Lu dans le cadre du Prix Océans.

vendredi 29 avril 2011

La Question d'Henri Alleg

Henri Alleg, journaliste communiste et ancien directeur de Alger républicain, est arrêté le 12 juin 1957 par l''Armée française, en pleine guerre d'Algérie, et incarcéré à El Biar, où il sera interrogé et torturé. Quelques temps plus tard, il est transféré à la prison civile d'Alger, où il rédigera La Question, livre publié par les éditions de Minuit, dans lequel il relate les sévices atroces qu'il a subi durant son interrogatoire.

Ce livre a été censuré dès sa sortie en 1958 et les exemplaires mis en vente sont saisis le 27 mars 1958. Quatorze jours plus tard, l'ouvrage est réédité en Suisse et vient conforter les récits de torture durant la guerre d'Algérie parus dans les journaux. 

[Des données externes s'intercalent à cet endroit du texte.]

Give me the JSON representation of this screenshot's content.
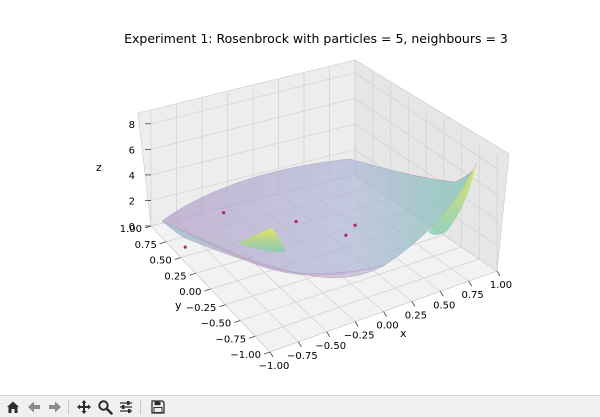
{
  "figure": {
    "title": "Experiment 1: Rosenbrock with particles = 5, neighbours = 3",
    "xlabel": "x",
    "ylabel": "y",
    "zlabel": "z"
  },
  "chart_data": {
    "type": "surface",
    "title": "Experiment 1: Rosenbrock with particles = 5, neighbours = 3",
    "xlabel": "x",
    "ylabel": "y",
    "zlabel": "z",
    "xlim": [
      -1.0,
      1.0
    ],
    "ylim": [
      -1.0,
      1.0
    ],
    "zlim": [
      0,
      9
    ],
    "x_ticks": [
      "−1.00",
      "−0.75",
      "−0.50",
      "−0.25",
      "0.00",
      "0.25",
      "0.50",
      "0.75",
      "1.00"
    ],
    "y_ticks": [
      "−1.00",
      "−0.75",
      "−0.50",
      "−0.25",
      "0.00",
      "0.25",
      "0.50",
      "0.75",
      "1.00"
    ],
    "z_ticks": [
      "0",
      "2",
      "4",
      "6",
      "8"
    ],
    "grid": true,
    "colormap": "viridis (translucent)",
    "particles": [
      {
        "x": -0.9,
        "y": 0.6,
        "z": 0.1
      },
      {
        "x": -0.35,
        "y": 0.9,
        "z": 0.2
      },
      {
        "x": 0.1,
        "y": 0.5,
        "z": 0.3
      },
      {
        "x": 0.35,
        "y": 0.15,
        "z": 0.1
      },
      {
        "x": 0.5,
        "y": 0.25,
        "z": 0.1
      }
    ]
  },
  "colors": {
    "surface_low": "#c9a8c9",
    "surface_high": "#e6e25a",
    "particle": "#b0206a",
    "pane": "#ececec",
    "grid": "#d2d2d2"
  },
  "toolbar": {
    "icons": [
      "home-icon",
      "back-icon",
      "forward-icon",
      "pan-icon",
      "zoom-icon",
      "configure-icon",
      "save-icon"
    ]
  }
}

C'est en parcourant l'ouvrage d'Emmanuel Pierrat, 100 livres censurés (éditions du Chêne, 2010), que j'ai eu envie de découvrir ce livre. J'en avais déjà entendu parler lors d'un cours sur la censure dans l'édition. Ce n'était pas la première fois que les éditions de Minuit publiaient un livre interdit. En effet, fondée en 1941, sous l'Occupation, par Jean Bruller et Pierre de Lescure, la maison d'édition a publié ses ouvrages clandestinement jusqu'à la Libération, à commencer par Le Silence de la Mer de Vercors (qui est en fait le pseudonyme de Bruller). (plus d'info ici).

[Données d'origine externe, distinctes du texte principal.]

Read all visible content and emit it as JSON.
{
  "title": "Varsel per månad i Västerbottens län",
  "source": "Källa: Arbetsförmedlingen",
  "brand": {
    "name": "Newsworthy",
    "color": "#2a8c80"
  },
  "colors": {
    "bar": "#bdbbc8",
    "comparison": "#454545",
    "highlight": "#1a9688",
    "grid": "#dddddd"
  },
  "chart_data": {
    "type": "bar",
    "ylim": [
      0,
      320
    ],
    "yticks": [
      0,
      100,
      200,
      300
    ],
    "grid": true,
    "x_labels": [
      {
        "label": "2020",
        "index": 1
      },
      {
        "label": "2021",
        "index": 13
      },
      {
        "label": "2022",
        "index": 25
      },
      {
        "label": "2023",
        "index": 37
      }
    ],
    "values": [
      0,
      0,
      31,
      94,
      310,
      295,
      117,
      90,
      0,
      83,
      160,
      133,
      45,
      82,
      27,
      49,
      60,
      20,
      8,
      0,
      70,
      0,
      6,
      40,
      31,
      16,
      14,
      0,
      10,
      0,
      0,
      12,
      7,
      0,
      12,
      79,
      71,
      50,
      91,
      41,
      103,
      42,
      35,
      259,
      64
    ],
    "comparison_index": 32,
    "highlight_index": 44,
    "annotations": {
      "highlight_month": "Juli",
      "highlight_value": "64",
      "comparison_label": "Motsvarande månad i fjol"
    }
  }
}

Henri Alleg nous transporte dans l'enfer de la torture, sans nous en épargner les détails. On serre les dents à la lecture de certains passages, certaines scènes qui nous plongent dans l'horreur, la douleur, l'humiliation, la saleté, l'obscurité. On admire Alleg pour la force de sa volonté, son courage, sa résistance aux supplices qu'il subit. On trépigne de haine face à certains personnages abjects, qui ne trouvent leur bonheur que dans la souffrance des autres. Et pourtant, on garde espoir, face à tant de noirceurs, quand Henri Alleg croise, lors de son séjour à El Biar, des hommes que la torture répugne et qui tentent de l'aider du mieux qu'ils le peuvent. Mais, c'est aussi la renommée d'Henri Alleg qui les pousse à agir ainsi. Qu'ont-ils fait pour les autres, les algériens, femmes et hommes, torturés ?

Un extrait : "Il y a maintenant plus de trois mois que j'ai été arrêté. J'ai côtoyé, durant ce temps, tant de douleurs et tant d'humiliations que je n'oserais plus parler encore de ces journées et de ces nuits de supplices si je ne savais que cela peut être utile, que faire connaître la vérité c'est aussi une manière d'aider au cessez-le-feu et à la paix. Des nuits entières, durant un mois, j'ai entendu hurler des hommes que l'on torturait, et leurs cris résonnent pour toujours dans ma mémoire."

La Question, suivi de La Torture au sein de la République, Henri Alleg et Jean-Pierre Rioux, sorti en novembre 2008 aux éditions de Minuit (6,50 euros).